No Brasil, o isolamento parece estar servindo para frear o contágio. Recomendado por autoridades sanitárias e pela maioria dos governadores, com apoio de prefeitos, esse cuidado foi aceito por milhões de famílias, contra a opinião do presidente da República. O presidente mexicano, Andrés Manuel López Obrador, também menosprezou inicialmente a pandemia, mas acabou recuando. Decretou estado de emergência sanitária e suspendeu certo número de atividades.

A quarentena foi imposta quase sem exceção nos demais países latino-americanos. Alguns governos, como os da Argentina, do Peru e da Colômbia, logo definiram penalidades, como prisão ou multa para os violadores do isolamento. De modo geral, os procedimentos aconselhados pela OMS vêm sendo seguidos.

Até o governo de Nicolás Maduro se mostra alinhado, mas a situação da Venezuela é uma das mais preocupantes, por causa da enorme escassez de bens essenciais e do enorme empobrecimento da maior parte da população.
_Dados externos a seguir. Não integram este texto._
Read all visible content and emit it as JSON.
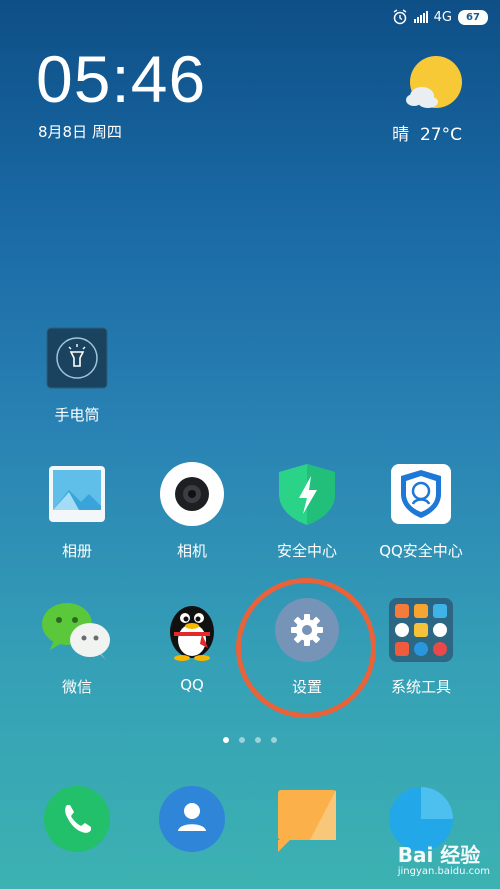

Na Nicarágua, o presidente Daniel Ortega continua negando a gravidade da pandemia. Até o campeonato nacional de futebol foi mantido. Essa ideia parece ter escapado ao presidente Jair Bolsonaro e a seus seguidores mais entusiasmados. Mas haveria na CBF alguém disposto a apoiar a manutenção dos jogos?

A pobreza, no entanto, pode limitar o alcance da política de isolamento seguida na maior parte dos Estados e nas cidades médias e grandes. Boa parte da população vive em habitações apertadas. Isso ocorre mesmo em grandes capitais, como Rio de Janeiro e São Paulo. No caso das famílias mais pobres, um só quarto pode abrigar até mais de cinco pessoas. As pessoas mais velhas ou mais vulneráveis podem até ficar em casa, mas outras continuam trabalhando ou saem de casa, de toda forma, em busca de alguma oportunidade ou de algum dinheiro. O risco de contágio é bem maior para essas famílias.

A vantagem de conhecer a experiência de outros países – e a importância do isolamento – é diminuída, portanto, pela desigualdade social e pela pobreza encontradas na maior parte da América Latina.

Em mais este aperto, latino-americanos, africanos, asiáticos e europeus (fora da União Europeia) já recorreram ao FMI. Os novos problemas vêm sendo tratados como ameaças muito sérias por entidades como o FMI, o Banco Mundial e a Organização para Cooperação e Desenvolvimento Econômico (OCDE). Nenhum dirigente dessas entidades fala em “gripezinha” ou histeria. Todos esses dirigentes têm respeitáveis currículos nas áreas de gestão pública e todos falam corretamente mais de um idioma, a começar, é claro, pelo próprio.